Tooot! “Train number seven three zero nine has arrived on platform one.” comes the announcement and everyone rushes to board the train. A train journey is an intriguing experience. You come across all kinds of people as you journey to your destination. I have traveled many times on the Goa-Bangalore route and have had some interesting experiences.
I have generally traveled alone. My usual routine when I travel in trains is to put my luggage under the seat, plug in my earphones and begin reading a book or observing people around me. Then someone or the other in the compartment asks me whether I am traveling alone. I answer affirmative and I am requested to exchange seats with their friend who happens to be seating somewhere else. This goes on until I can’t be moved anymore. So finally I am settled. Now I see who my co passengers at my final resting place are.
Train passengers include the whole mix of young and old, men and women. The men usually are quiet and dwell in their own thoughts. Some of the more voluble ones will pass expert comments on all subjects ranging from politics to sports and maybe sometimes even on the masala used in the biryani. There are some who go to the top bunk and sleep all the time. And once there was this hep group of drunken men who made quite a racket all through the night. Loud music and dancing marked the beginning of their trip to Goa. I guess they were warming up to the place.
Then there are the ladies, whose tongues and lips never stop moving. You will hear discussions about everything under the sun. Sometimes it is a saahs bahu serial right in front of you. That’s when I turn up the volume of my earphones and bury my face deeper into the book. And all the gossip is carried out over a spread of chewda, chips, biscuits, bread etc etc. Ah, here is a tribe that certainly believes in ‘live to eat’ and talk.
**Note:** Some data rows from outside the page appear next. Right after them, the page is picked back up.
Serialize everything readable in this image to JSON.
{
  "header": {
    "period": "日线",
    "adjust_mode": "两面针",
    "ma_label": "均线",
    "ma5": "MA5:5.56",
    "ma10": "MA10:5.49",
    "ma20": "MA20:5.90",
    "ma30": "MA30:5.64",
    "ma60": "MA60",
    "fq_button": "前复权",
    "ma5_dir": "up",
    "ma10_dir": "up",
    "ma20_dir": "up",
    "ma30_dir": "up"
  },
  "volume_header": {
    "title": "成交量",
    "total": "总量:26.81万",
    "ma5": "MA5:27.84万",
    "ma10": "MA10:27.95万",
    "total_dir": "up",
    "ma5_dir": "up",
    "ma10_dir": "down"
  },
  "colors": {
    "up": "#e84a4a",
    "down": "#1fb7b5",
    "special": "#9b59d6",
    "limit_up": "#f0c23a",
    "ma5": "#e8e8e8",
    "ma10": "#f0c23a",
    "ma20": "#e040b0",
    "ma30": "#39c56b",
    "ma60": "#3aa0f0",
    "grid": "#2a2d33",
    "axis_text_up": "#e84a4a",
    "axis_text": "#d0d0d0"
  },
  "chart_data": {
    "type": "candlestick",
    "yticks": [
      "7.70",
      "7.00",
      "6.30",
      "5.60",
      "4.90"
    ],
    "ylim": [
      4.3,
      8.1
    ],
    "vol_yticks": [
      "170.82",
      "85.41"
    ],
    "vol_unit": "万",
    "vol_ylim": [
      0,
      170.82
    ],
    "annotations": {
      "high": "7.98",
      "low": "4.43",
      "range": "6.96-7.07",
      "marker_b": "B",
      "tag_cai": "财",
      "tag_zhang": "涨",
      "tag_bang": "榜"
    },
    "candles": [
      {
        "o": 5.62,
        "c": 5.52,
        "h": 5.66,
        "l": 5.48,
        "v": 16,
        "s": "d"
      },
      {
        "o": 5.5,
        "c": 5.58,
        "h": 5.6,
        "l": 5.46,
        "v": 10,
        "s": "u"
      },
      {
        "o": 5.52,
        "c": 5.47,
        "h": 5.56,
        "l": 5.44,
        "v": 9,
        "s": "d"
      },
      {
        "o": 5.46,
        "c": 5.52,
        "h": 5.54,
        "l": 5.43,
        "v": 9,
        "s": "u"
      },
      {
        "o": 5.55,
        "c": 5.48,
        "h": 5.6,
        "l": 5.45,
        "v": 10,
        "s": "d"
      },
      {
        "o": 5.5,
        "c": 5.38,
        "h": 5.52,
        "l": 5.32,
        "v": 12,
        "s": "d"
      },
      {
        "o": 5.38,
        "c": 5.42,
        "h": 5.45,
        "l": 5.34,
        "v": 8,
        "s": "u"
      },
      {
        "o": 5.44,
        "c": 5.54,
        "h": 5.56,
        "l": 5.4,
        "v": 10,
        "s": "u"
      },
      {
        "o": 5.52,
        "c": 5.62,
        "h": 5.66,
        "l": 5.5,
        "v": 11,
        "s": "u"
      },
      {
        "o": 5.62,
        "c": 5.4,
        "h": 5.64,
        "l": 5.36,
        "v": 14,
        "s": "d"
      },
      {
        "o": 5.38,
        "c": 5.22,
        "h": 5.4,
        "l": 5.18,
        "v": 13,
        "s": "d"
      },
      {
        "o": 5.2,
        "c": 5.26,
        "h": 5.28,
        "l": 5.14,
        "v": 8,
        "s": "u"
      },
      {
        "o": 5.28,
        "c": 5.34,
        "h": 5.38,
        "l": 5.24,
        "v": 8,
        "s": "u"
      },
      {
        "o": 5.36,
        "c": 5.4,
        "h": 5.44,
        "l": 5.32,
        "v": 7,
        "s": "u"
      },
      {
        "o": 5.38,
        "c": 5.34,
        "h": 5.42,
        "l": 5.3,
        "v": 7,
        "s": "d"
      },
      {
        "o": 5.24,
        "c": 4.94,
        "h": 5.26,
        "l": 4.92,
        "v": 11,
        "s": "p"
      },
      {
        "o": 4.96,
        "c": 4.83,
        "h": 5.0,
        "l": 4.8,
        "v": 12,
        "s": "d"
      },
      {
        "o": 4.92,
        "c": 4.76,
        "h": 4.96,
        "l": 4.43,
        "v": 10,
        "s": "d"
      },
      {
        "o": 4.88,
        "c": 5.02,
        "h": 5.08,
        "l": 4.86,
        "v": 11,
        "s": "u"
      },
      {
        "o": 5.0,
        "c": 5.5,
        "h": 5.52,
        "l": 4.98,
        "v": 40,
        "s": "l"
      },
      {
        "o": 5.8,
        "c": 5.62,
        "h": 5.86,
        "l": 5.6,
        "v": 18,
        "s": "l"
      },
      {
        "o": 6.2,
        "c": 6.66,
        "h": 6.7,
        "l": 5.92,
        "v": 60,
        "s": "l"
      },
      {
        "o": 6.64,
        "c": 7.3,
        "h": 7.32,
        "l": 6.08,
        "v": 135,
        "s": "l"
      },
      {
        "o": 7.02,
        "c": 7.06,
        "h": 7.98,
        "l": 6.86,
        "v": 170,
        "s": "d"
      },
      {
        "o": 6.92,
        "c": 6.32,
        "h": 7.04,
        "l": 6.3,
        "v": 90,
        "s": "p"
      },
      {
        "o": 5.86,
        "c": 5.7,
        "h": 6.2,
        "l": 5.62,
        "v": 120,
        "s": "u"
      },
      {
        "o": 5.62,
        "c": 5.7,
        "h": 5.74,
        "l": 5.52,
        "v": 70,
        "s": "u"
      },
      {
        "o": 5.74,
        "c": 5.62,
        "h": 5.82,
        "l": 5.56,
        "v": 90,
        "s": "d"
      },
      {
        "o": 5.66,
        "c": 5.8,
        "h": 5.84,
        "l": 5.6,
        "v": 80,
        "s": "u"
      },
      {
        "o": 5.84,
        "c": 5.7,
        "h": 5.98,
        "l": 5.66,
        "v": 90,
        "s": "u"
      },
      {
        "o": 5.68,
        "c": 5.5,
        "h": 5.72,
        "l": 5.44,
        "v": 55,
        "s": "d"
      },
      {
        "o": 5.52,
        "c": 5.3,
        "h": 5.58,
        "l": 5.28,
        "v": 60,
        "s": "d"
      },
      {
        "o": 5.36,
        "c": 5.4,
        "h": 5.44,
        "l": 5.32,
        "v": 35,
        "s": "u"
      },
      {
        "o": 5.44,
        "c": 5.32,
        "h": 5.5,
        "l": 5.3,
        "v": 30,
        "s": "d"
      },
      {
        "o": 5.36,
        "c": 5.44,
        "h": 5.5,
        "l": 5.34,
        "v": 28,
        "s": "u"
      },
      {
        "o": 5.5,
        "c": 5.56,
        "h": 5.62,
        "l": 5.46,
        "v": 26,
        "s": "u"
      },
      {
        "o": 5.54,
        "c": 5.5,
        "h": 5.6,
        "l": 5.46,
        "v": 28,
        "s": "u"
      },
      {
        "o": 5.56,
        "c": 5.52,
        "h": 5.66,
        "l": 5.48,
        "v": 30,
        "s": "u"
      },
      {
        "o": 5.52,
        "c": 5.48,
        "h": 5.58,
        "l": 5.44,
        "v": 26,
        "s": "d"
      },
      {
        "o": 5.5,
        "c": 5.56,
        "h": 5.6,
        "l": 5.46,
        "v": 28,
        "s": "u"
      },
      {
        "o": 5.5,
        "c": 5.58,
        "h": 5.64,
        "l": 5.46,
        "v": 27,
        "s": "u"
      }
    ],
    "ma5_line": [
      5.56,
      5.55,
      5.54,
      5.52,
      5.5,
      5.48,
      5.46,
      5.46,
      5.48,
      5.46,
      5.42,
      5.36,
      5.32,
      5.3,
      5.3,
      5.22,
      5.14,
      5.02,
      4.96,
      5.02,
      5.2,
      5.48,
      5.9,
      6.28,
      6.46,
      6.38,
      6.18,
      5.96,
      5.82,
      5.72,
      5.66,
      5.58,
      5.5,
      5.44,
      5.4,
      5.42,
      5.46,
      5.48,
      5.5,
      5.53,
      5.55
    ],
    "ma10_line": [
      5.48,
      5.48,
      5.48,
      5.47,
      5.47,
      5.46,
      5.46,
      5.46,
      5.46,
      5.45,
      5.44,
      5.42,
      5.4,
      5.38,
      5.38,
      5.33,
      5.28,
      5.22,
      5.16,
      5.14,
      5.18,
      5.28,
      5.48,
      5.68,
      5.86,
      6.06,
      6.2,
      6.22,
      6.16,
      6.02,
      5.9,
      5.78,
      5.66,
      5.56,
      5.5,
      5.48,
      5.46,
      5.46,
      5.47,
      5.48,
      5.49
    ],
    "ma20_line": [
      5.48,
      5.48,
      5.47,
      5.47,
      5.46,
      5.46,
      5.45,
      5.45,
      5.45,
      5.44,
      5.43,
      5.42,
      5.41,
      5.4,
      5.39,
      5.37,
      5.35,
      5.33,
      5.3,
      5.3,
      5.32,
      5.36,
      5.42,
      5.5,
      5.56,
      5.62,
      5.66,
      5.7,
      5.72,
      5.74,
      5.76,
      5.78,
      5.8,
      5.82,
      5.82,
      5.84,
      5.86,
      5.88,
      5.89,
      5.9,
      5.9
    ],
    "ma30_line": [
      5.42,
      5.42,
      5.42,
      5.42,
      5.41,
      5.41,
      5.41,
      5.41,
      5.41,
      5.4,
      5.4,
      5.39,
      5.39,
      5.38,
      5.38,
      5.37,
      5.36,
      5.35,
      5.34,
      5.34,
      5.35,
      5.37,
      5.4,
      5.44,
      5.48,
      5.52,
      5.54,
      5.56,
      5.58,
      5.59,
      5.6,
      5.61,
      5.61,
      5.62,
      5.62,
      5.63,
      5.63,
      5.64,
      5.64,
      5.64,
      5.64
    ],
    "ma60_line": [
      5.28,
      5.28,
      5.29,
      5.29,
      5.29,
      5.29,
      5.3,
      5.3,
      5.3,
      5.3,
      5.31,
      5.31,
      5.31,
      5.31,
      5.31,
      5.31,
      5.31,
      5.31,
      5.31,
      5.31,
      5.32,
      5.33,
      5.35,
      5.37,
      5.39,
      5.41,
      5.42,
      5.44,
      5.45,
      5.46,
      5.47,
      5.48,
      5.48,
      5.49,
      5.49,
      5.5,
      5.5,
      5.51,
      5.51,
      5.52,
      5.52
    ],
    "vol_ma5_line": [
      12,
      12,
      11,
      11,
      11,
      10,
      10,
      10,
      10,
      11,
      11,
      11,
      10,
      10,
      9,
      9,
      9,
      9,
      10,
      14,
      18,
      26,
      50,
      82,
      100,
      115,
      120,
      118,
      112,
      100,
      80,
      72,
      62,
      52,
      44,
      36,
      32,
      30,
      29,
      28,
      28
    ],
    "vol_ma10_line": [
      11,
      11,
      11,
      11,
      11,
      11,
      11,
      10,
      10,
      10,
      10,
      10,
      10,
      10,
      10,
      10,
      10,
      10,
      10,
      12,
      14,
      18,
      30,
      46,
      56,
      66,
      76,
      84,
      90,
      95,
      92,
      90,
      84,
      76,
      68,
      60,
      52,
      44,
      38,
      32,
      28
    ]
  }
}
And finally we have the kids who are usually whiny while traveling. These little pests can make your life miserable by playing with the switches or climbing all around or throwing stuff at you or generally just crying loudly. That’s when I go and sit by the door. Here you find the style gurus, adjusting their hair and clothes for hours in front of the mirror. I wonder who the hell they try to impress. When the train stops at a station, I check the passenger list for girls in the eligible age group traveling alone. I have never been that lucky so far except for Jab We Met. How to know if a girl is traveling alone? Check if her PNR matches any of the other occupants in the carriage.
Oh and we have visitors too. The ‘chai and caffee’ guys who come every 5 minutes and try to pass off mildly flavoured water as tea or coffee. The food vendors who sell some suspicious looking eatables. The Ticket collector who come in, looking important. This guy gets major bhav from people traveling on RAC or wait listed tickets. You should see how the ladies try to get his sympathy.
The one thing I truly detest about trains is the absence of dustbins and sewage tanks. The entire railway track is treated as a dumping ground for anything and everything. I hope the Railways would at least have one dustbin for every bogie. Another uncommon but disgusting custom is that of keeping footwear above the fans. Supposedly the footwear is safe up there. But what about the fact that the fan will circulate the stink from your shoes around the compartment?
All in all, a train journey is a wonderful experience. I especially enjoy the countryside, where you still see the rural way of life. I enjoy the pitch dark nights. I enjoy the clean unpolluted air in my face. I enjoy the rhythmic swaying of the train. I enjoy the toooot!